Ainda há de ser escrito um ensaio que exponha a dificuldade de conseguir transitar de forma única entre a poesia concreta e a filosofia, arenas historicamente dominadas por homens. Nenhuma outra artista mulher de sua época impôs semelhante temor referencial. Por isso, não deixa de causar espanto observar alguém dessa magnitude fazer uso do diminutivo peculiar à linguagem irreverente da infância para intitular suas obras: “trenzinho”, “droguinha” e “toquinho” figuram entre algumas de suas invenções. Sim, Clarice Lispector publicou contos para crianças. Será que Lygia Pape lançou a palavra T-teia no campo semântico da arte sabendo que teteia designa um brinquedo? Índice de despojamento ou coragem dessas figuras? Seja o que for, somente uma boa dose de liberdade permite que um esforço tão intenso de conceituação mereça títulos singelos, descomplicados e autênticos — como, aliás, os ensinamentos que recebemos dos pequenos, também apelidados “toquinhos de gente”!
[1] Inscrição da artista, da série Monotipias.
[2] Segundo cronologia estabelecida por Célia Euvaldo, Toquinho designa duas séries distintas: a primeira, com blocos de acrílico (1968-69) e letraset colados sobre placas de acrílico, e uma posterior (1972-74), “trabalhando com papéis brancos ou pretos em que cola pequenos quadrados de papel japonês tingido e aplica letras, números e símbolos gráficos, pretos ou brancos.” Cf. Sônia Salzstein (org.), No vazio do mundo. São Paulo: Marca d’Água, 1996.
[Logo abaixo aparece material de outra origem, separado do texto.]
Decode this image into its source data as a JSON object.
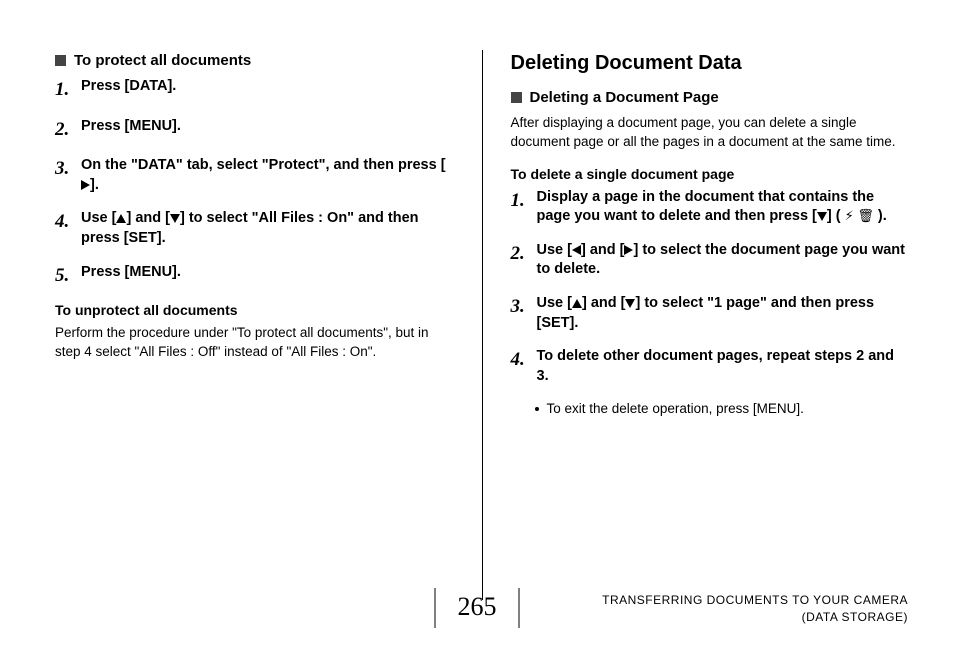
{
  "left": {
    "sectionTitle": "To protect all documents",
    "steps": [
      "Press [DATA].",
      "Press [MENU].",
      "On the \"DATA\" tab, select \"Protect\", and then press [RIGHT].",
      "Use [UP] and [DOWN] to select \"All Files : On\" and then press [SET].",
      "Press [MENU]."
    ],
    "subhead": "To unprotect all documents",
    "para": "Perform the procedure under \"To protect all documents\", but in step 4 select \"All Files : Off\" instead of \"All Files : On\"."
  },
  "right": {
    "h2": "Deleting Document Data",
    "sectionTitle": "Deleting a Document Page",
    "intro": "After displaying a document page, you can delete a single document page or all the pages in a document at the same time.",
    "subhead": "To delete a single document page",
    "steps": [
      "Display a page in the document that contains the page you want to delete and then press [DOWN] ( FLASHTRASH ).",
      "Use [LEFT] and [RIGHT] to select the document page you want to delete.",
      "Use [UP] and [DOWN] to select \"1 page\" and then press [SET].",
      "To delete other document pages, repeat steps 2 and 3."
    ],
    "bullet": "To exit the delete operation, press [MENU]."
  },
  "footer": {
    "pageNum": "265",
    "line1": "TRANSFERRING DOCUMENTS TO YOUR CAMERA",
    "line2": "(DATA STORAGE)"
  }
}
[3] Tradução nossa. Cf. Gilles Deleuze e Félix Guattari. Kafka. Pour une littérature mineure. Paris : Minuit, col. “Critique”, 1975. “Une littérature mineure n’est pas celle d’une langue mineure, plutôt celle qu’une minorité fait dans une langue majeure.” (p. 29).
[4] “A vida era muito difícil, não tinha dinheiro para pagar as tintas, mas eu comprava tinta vagabunda e pintava apaixonadamente. Questão de vida ou morte.” Depoimento de Mira Schendel para Jorge Guinle. Revista Interview. São Paulo, julho de 1981.
[5] Cf. Carta de 15/01/1967. Arquivos Mira Schendel.
[6] O mais famoso é um quadro icônico de 1954, de 51,1 x 66 cm. A assinatura de Mira é acompanhada da data em algarismos romanos. Pertencia à coleção Adolfo Leirner de Arte Brasileira Construtiva e está no Museum of Fine Arts de Houston.
[7] Depoimento para Jorge Guinle, op. cit., julho de 1981.
[8] Vilém Flusser. “Indagações sobre a origem da língua”. O Estado de S. Paulo, São Paulo, 29 de abril de 1967, “Suplemento literário”, p. 1.